Let's Nuke Singapore Back into the Stone Age

Timothy C. May tcmay at got.net
Sun Sep 1 22:43:55 PDT 1996


At 1:41 AM 9/2/96, Arun Mehta wrote:
>At 10:35 31/08/96 -0700, Timothy C. May wrote:
>
>> If discussions of Lee Kwan Yew's dynasty are considered illegal, then
>>Singaporans will have to choose not to carry the various newsgroups into
>>which *I* post such messages!
>
>How long do you propose to carry on doing that? Soon, the others
>in the newsgroups will be asking you very impolitely to stop,
>just as you would if someone kept on and on posting such stuff to cypherpunks.

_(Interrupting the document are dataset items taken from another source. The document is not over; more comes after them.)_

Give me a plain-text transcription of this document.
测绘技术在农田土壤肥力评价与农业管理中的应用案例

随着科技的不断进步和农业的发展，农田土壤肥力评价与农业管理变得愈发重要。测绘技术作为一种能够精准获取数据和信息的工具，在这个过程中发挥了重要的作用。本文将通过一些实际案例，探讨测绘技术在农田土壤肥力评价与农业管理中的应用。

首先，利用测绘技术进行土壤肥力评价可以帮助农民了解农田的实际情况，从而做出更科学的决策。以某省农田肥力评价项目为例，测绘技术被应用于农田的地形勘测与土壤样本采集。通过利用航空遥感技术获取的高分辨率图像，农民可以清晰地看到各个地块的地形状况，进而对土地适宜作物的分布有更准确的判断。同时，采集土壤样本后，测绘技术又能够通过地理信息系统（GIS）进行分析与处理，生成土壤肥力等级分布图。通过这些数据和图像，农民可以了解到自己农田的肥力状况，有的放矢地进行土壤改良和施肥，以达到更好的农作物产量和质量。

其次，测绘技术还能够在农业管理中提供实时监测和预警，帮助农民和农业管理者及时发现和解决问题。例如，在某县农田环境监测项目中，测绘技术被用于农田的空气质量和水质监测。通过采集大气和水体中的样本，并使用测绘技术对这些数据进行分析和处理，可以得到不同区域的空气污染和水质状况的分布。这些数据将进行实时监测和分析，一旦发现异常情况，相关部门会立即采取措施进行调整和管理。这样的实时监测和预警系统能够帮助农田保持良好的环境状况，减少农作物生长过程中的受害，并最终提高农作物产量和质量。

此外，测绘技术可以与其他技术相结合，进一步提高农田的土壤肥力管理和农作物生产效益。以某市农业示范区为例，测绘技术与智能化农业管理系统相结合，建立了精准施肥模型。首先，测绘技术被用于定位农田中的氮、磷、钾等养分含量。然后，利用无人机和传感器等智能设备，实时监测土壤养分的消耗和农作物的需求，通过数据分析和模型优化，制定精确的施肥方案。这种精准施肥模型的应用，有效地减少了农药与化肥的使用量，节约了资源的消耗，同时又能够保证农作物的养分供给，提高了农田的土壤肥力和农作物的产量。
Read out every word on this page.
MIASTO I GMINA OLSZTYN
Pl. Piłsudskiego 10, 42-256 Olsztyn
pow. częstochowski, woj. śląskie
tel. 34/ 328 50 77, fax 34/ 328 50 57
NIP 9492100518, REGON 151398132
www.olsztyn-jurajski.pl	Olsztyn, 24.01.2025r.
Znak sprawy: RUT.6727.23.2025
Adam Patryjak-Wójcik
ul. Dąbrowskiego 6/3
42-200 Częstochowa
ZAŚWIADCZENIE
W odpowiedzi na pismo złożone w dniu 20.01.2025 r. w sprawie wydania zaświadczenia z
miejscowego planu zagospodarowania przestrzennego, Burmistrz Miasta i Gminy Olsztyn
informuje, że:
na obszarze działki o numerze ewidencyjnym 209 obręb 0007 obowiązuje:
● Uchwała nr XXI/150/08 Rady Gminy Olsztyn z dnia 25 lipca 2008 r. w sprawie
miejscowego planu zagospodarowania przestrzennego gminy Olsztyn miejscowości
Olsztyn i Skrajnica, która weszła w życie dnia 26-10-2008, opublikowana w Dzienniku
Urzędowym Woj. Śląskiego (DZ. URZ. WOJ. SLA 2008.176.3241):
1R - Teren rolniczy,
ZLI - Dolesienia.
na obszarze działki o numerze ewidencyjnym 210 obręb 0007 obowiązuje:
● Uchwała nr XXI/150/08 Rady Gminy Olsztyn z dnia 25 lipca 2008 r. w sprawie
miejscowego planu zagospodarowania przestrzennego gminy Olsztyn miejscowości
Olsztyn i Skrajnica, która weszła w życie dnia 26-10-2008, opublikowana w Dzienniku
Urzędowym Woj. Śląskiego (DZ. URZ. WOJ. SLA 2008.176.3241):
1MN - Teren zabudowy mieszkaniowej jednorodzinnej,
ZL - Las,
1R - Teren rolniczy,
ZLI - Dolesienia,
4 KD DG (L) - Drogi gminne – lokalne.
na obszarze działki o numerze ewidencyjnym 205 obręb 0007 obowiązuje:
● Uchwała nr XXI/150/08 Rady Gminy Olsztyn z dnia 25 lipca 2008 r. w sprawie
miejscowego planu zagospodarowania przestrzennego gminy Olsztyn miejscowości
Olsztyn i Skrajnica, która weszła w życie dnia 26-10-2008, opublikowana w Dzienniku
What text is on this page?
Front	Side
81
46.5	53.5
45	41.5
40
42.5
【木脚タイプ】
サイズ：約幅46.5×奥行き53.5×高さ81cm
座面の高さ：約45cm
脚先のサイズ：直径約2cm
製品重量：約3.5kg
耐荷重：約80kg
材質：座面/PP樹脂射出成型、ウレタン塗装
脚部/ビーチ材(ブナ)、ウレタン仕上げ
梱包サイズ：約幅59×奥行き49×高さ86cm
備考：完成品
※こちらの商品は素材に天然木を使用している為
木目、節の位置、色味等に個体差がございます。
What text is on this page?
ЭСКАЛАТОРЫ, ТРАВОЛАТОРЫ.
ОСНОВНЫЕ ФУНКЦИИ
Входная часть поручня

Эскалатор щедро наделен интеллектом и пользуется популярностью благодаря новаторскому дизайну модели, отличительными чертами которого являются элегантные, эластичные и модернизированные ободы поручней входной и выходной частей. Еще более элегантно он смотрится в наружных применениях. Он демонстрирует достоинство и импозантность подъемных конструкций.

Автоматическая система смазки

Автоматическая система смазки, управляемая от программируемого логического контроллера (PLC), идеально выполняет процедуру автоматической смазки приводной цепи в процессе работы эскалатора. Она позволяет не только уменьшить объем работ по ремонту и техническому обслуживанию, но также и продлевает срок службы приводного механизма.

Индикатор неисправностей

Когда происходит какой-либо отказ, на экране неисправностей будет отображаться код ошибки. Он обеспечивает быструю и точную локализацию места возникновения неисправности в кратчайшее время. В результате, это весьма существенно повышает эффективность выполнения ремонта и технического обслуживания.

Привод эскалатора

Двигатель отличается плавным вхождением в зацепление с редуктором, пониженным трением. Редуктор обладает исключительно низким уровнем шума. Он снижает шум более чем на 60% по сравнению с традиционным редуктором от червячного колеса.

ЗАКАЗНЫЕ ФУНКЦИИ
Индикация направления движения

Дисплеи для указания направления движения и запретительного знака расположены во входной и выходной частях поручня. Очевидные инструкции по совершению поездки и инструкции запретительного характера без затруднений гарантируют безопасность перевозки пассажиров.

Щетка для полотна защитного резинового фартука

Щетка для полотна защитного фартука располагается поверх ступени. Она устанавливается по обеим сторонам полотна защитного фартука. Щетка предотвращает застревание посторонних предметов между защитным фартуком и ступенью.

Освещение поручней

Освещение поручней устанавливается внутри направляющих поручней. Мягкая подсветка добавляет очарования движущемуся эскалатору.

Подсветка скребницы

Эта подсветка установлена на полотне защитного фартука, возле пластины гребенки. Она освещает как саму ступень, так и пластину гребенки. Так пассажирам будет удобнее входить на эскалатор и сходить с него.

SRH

Actually, we already have several examples of how this worked, including
some cases I was directly involved in. During the Teale-Homulka trial in
Canada, many of us (me, too) posted numerous articles about it to the
various *.canada newsgroups, such as soc.culture.canada. Canada had the
choice of instructing all ISPs to halt the *.canada newsgroups. There were
no real complaints that I recall about messages being "off-topic," as they
clearly were very much on-topic. (Not that a few complaints have ever
stopped me. While I don't spam newsgroups with auto-generated spam, I
figure any article I take the time to actually write and that deals with
the newsgroup involved, by my own standards, is fair game. My ISP can
cancel my account if he feels I have spammed newsgroups in some way.)

My proposal is not to post anti-Singapore screeds to comp.lang.java or the
like, but to post them to various groups Singaporans and their neighbors
might read. If Singapore wishes to disconnect itself from
soc.culture.singapore, this is there choice. Then, the attack can spread to
various other groups Singaporans might want to read....

(I call this a _good_ use of "info-terrorism.")

...
>True, but Usenet only functions because it works most of the
>time. To the extent we subvert this consensus, we damage Usenet,
>make it less useful. It shouldn't happen that in trying to save
>or spread Usenet, we have to destroy it...

Posting the Homulka stuff did not kill the Usenet. Posting the autopsy
photos of Nicole Brown Simpson did not kill the Usenet. Posting the innards
of RSA Data Security algorithms did not kill the Usenet. If Canker and
Sludgewell spam cannot kill the Usenet, if "Make Money Fast" noise cannot
kill the Usenet, and if "Babes will fuck 4 U" posts cannot kill the Usenet,
then surely some informative posts about the fascist Yew posted to various
newsgroups of relevance to Singaporans and Asians will not kill the Usenet!

>>And _never_ has it involved determinations of "inappropriate" by
>>_governments_!
>
>There I'm with you -- I'm merely suggesting that you find a way
>to protest Singapore's actions in a manner that would be less
>objectionable to most Internet users, in Singapore and outside.

Why? What is "objectionable" about exposing the truth about Lee Kwan Yew,
his feeble son, and their dynasty? What is "objectionable" about teaching
them how to use Web proxies, remailers, and other tools of liberty?

If the citizens find this stuff objectionable, they can simply not read the
stuff! As with books, movies, and magazines. What could be more natural
than this?

But of course it is the _rulers_ of these Asian kingdoms and satrapies
which want the distribution of certain thoughts controlled and denied to
their serfs and citizen-units.

--Tim May


We got computers, we're tapping phone lines, I know that that ain't allowed.
---------:---------:---------:---------:---------:---------:---------:----
Timothy C. May              | Crypto Anarchy: encryption, digital money,
tcmay at got.net  408-728-0152 | anonymous networks, digital pseudonyms, zero
W.A.S.T.E.: Corralitos, CA  | knowledge, reputations, information markets,
Licensed Ontologist         | black markets, collapse of governments.
"National borders aren't even speed bumps on the information superhighway."